Because, like a lot of Departments, our bread and butter derives from the number of majors we recruit and graduate but also the total number of students we teach each semester (i.e., the credit hours we generate); so one of the ways we’re judged by the administration (i.e., one of the ways we successfully recreate the conditions in which we do so many other interesting things as well) is the degree to which we help to serve the total undergraduate population, offering not just Humanities core courses but also core Writing courses or Honors classes in support of the large number of students on campus recruited by the Honors College. Since the study of religion, as practiced on a public university’s campus, is not generally an option in U.S. secondary education, the vast majority of students who eventually gravitate to our Department (whether for one course or an entire major) are people who find us in the 100-level course, when they’re 18 or 19, probably having never before heard of what we do — they very people that most of us once were ourselves. So while looking for a specialist who will hopefully gain tenure someday and make a lasting contribution to the field are high on my list as a Department chair, you can likely guess that I’m also looking for someone who persuades me that, in the classroom, they can re-imagine themselves as that novice they too once were and can then usher others along to join them where they now are.
Of course there are Departments looking for this or that specialist who will only teach this or that specialty — maybe offering broader courses on it in the lower-level but doing nothing but narrowing the gaze across all the rest of their teaching (you know, the survey of that sub-field in the 100-level and then eventually running small graduate seminars and supervising dissertations on a very tiny slice of the same thing, never teaching, say, a world religions course or anything but their specialty); but like many Departments (lots of which are far smaller than our own, which will have seven tenure-track faculty as of the Fall 2014 semester, two of whom have small cross-appointments to other units), our life blood is found in the ability to attract the interest of people who’ve never heard of what we do (some colleagues and some administrators fall into that category as well, but that too is probably best left to another post…); so I value the ability of getting students interested in a set of skills and a place to use them that they may have never even thought of before.

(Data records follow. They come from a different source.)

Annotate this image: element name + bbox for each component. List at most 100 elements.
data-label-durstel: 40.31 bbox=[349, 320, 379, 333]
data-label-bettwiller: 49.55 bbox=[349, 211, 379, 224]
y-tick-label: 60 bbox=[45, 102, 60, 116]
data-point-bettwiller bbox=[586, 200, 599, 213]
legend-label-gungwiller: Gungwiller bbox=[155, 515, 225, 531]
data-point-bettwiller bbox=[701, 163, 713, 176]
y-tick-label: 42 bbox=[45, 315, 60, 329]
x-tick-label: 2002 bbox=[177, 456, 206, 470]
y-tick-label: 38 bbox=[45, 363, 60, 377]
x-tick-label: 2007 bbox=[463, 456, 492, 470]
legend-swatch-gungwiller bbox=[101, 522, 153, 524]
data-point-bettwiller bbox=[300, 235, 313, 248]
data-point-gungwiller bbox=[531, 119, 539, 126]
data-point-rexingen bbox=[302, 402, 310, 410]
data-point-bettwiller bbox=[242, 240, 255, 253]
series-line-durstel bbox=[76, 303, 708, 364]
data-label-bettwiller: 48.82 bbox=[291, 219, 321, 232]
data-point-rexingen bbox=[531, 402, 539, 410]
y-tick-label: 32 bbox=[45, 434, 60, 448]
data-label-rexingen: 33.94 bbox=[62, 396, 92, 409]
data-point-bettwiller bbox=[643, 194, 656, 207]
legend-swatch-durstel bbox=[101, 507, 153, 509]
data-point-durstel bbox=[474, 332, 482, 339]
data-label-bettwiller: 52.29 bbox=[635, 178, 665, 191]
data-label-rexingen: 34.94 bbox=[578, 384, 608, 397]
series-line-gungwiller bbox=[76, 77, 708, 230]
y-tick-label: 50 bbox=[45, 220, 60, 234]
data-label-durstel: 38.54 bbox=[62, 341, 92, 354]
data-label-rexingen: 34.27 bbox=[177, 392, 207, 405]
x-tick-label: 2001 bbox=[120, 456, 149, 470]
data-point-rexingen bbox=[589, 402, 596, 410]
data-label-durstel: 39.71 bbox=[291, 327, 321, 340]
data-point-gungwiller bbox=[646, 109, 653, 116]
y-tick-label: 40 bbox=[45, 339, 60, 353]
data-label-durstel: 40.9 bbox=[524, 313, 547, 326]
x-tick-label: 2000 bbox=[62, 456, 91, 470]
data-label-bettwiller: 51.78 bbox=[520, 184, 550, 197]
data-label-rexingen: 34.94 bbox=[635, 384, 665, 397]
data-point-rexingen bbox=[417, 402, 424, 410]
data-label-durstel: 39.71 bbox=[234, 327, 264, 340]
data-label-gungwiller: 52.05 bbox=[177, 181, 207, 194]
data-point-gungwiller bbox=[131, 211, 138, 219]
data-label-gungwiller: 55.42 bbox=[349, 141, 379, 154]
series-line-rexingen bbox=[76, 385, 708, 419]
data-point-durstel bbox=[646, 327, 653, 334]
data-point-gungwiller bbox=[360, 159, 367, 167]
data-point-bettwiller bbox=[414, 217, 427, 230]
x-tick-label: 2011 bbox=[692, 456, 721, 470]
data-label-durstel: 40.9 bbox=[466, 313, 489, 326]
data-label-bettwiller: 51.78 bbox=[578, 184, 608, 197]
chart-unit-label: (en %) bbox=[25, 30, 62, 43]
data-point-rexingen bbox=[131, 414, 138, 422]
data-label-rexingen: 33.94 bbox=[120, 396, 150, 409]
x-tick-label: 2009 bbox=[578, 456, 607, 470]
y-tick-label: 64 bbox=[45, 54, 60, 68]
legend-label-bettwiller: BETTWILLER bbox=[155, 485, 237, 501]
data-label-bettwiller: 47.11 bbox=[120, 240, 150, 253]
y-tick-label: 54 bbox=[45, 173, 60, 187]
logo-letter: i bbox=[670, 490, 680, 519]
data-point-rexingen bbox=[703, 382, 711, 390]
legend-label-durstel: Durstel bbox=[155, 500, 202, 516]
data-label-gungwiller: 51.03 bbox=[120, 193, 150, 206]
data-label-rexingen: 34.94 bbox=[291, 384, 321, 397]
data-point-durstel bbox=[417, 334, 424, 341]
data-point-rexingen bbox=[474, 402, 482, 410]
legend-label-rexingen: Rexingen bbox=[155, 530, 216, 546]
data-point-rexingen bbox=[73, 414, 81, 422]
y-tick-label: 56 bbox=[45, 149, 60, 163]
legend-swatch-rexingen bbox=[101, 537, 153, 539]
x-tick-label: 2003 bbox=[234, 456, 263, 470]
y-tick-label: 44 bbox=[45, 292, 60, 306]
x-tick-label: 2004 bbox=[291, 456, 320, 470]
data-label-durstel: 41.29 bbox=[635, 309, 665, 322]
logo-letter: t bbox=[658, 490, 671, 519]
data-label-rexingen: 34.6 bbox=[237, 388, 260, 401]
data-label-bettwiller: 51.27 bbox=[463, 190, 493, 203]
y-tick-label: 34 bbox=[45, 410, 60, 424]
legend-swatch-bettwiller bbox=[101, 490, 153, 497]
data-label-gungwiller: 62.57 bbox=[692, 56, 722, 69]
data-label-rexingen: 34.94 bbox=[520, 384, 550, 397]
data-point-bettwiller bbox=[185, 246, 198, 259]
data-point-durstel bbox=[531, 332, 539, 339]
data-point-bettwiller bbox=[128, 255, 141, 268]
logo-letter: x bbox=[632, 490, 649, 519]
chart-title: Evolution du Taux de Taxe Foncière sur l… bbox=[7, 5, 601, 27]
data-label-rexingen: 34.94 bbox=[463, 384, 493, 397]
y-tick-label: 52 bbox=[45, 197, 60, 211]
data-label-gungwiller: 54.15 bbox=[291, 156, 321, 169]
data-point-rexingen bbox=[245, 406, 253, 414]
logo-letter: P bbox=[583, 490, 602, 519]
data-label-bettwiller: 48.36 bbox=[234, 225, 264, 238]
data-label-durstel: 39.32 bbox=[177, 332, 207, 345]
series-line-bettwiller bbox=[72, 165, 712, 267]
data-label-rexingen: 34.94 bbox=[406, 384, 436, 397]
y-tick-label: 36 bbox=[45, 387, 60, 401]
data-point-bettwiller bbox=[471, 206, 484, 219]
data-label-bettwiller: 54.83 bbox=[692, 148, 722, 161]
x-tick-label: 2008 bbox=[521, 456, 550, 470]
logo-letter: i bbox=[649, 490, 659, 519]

Proclaimers strike me as not doing a very good job of that. They tend to distance students, in my experience, for they present the destination as a fait accompli. (Question: would I use that French phrase in a class without a quick translation…? For more is being taught in our classrooms than just the technical information of our field, a fact apparent when I get students to report on the new vocabulary they learned in a reading — often they are far from technical terms in our discipline.) In other words, they often don’t show them how to get there from where the students are now. (That is, a map to a destination is different from a guide book that you use once you’re there.) That you know thus becomes more important than how you know, and I tend to think that the latter is far more important — after all, you can always look up facts online or in an encyclopedia. So I think that proclaimers tend to have forgotten the path they themselves took, an incremental path over a decade or more, of course, which may have been so glacial slow and steady that it’s easy (or, as an attempt to authorize oneself today — an issue often more pressing at the start of ones career — perhaps we should say “tempting”) to overlook the tremendous change that has taken place in their own knowledge and skills.
So the trick to being a good teacher, I tend to think, no matter what stage of career you’re at, is not to forget the long hard road you yourself took to get to a place where you take for granted that you can talk about phenomenology (much less say it and spell it correctly); for to the newcomer that you once were this word is probably just sound that you’re hearing, with nothing to tether it to, and for all you know it starts with an F.
Having said all this, I can’t close without noting that I’ve seen some great early career teachers in my time, of course, and I’ve even been lucky enough to work with some of them, though I’ve seen yet others who came here for an interview go elsewhere and have great careers; I tend to think they’re all successful in the classroom because they see themselves as co-conspirators with their students, able to — for example — re-imagine the first time they read some text, bumped up against some idea, or watched some documentary in class. Their students know that they’re moving with their professor and not trailing behind.